100 x (60/60) We also discuss several other topics like In what ways did the 1920s represent both a loosening of social mores and a rise of social conservatism?
(100100) / 100 = 0
100 x (69/60)
(115100) / 100 = 15
100 x (78/60)
(130115) / 115 = 13
○ Problems with CPI It is not a perfect measurement.
■ Over time some prices increase faster than others.
■ Consumers substitute higher priced goods for ones that
become relatively cheaper, which mitigates the price increase
effect. CPI calculation misses this because the basket is fixed
for a number of years because it is difficult for the BLS to do its
■ Increases in the CPI tend to overstate increases in the cost of
○ Contrasts Between CPI and the GDP Deflator
■ Imported Goods CPI does use, GDP Deflator does not use.
■ Capital Goods CPI does not use, GDP Deflator does use.
■ The Basket CPI has a fixed basket, GDP Deflator uses
○ Correcting Variables for Inflation Comparing Money Figures for
■ Ex: Minimum Wage Did the minimum wage have more
purchasing power then or now?
● 1964 $1.15, 2010 $7.25
● To compare, use CPI to convert ‘64 $ to ‘10 $
○ $ in Today = $ in Year T x (CPI Today/CPI
○ $8.09 = $1.15 x (220.3/31.3) Where the CPI
in 2010 is 220.3 and the CPI in 1964 is 31.3
■ Purpose: Indexation a $ amount is indexed for inflation and is
auto corrected for inflation either by law or in a contract.
■ Inflation is a general increase in prices and fall in the
purchasing value of money.
● Income Distribution
● Administrative Inefficiencies
● Effects on Creditors and Debtors
○ Real vs. Nominal Interest Rates
■ Real Interest Rate: Nominal Rate
■ Ex: A $1000 loan with a 9% Interest
Rate and 3.5% Inflation Rate
■ Real Interest rate is 5.5%. The
higher the Rate of Inflation in
comparison to the Interest Rate, the
more the situation favors the debtor
instead of the creditor. If the
Interest Rate was 3.5% and the
Inflation Rate was 9% then the Real
Interest Rate would be 5.5%,
which means that in effect the
debtor will pay less than the loan
● Labor Force: The adult population excluding Elderly, Severely Disabled, Hospitalized, Jailed, Military, and FullTime Students. It includes both the Employed and Unemployed.

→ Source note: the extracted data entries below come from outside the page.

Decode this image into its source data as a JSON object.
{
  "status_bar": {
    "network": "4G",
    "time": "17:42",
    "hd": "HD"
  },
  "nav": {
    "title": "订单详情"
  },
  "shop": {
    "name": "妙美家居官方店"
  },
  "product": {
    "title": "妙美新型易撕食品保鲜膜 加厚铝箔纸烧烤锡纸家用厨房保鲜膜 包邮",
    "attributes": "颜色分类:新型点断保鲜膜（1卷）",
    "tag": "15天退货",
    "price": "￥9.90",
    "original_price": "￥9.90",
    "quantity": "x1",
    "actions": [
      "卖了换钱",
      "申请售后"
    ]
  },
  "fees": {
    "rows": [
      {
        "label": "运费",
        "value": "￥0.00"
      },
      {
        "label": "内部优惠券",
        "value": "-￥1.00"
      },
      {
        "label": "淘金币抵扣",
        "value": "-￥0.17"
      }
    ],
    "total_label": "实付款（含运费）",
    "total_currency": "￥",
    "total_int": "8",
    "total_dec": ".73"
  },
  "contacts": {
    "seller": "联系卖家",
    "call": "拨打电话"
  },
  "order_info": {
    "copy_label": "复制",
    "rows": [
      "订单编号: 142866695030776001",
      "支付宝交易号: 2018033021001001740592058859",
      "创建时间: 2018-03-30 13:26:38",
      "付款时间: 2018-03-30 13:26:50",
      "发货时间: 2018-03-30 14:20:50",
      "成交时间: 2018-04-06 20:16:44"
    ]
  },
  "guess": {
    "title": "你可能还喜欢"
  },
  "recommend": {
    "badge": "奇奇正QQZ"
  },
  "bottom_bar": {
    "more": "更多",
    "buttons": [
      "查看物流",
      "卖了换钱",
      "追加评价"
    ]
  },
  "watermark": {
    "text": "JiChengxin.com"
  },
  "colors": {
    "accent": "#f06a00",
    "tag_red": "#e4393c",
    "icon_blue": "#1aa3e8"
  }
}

○ Labor Force Participation Rate: 100 x (labor force/adult population) ● Unemployed: The portion of the population that is searching for work but does not have it.
○ Unemployment Rate: 100 x (# of unemployed/labor force)
● Duration of Unemployment:
○ Typically ⅓ for under 5 weeks, the other ⅔ for under 14 weeks.
○ Usually only 20% of unemployed are so for over 6 months.
○ Most observed unemployment is longterm. The small group that is longterm has fairly little turnover.
● Natural Rate of Unemployment: The normal rate around which the actual fluctuates. Frictional + Structural. Cyclical Unemployment is the deviation from the Normal Rate and is parallel with business cycle.
○ Frictional Occurs when workers spend time searching for the job best suited to their skills.
○ Structural Occurs when there are fewer jobs than workers.
● Sectoral Shifts Changes in the composition of Labor Demand (what types of workers are more desirable/needed than others). This contributes to Frictional and is normal.
● Labor Force Statistics
○ Produced by the BLS, based on a regular survey of 60,000 households and an “adult population” that begins with age 16.
● Issues with Unemployment Rate
○ Doesn’t show the Discouraged Worker Stat or the Downgrading Stat (employees with higher education forced into lower level jobs by
● Government Assistance
○ Government Employment Agencies that provide information about jobs. ○ Public Training Programs to train workers for specific tradeskill jobs. ○ Unemployment Insurance that protects workers income for a set time period.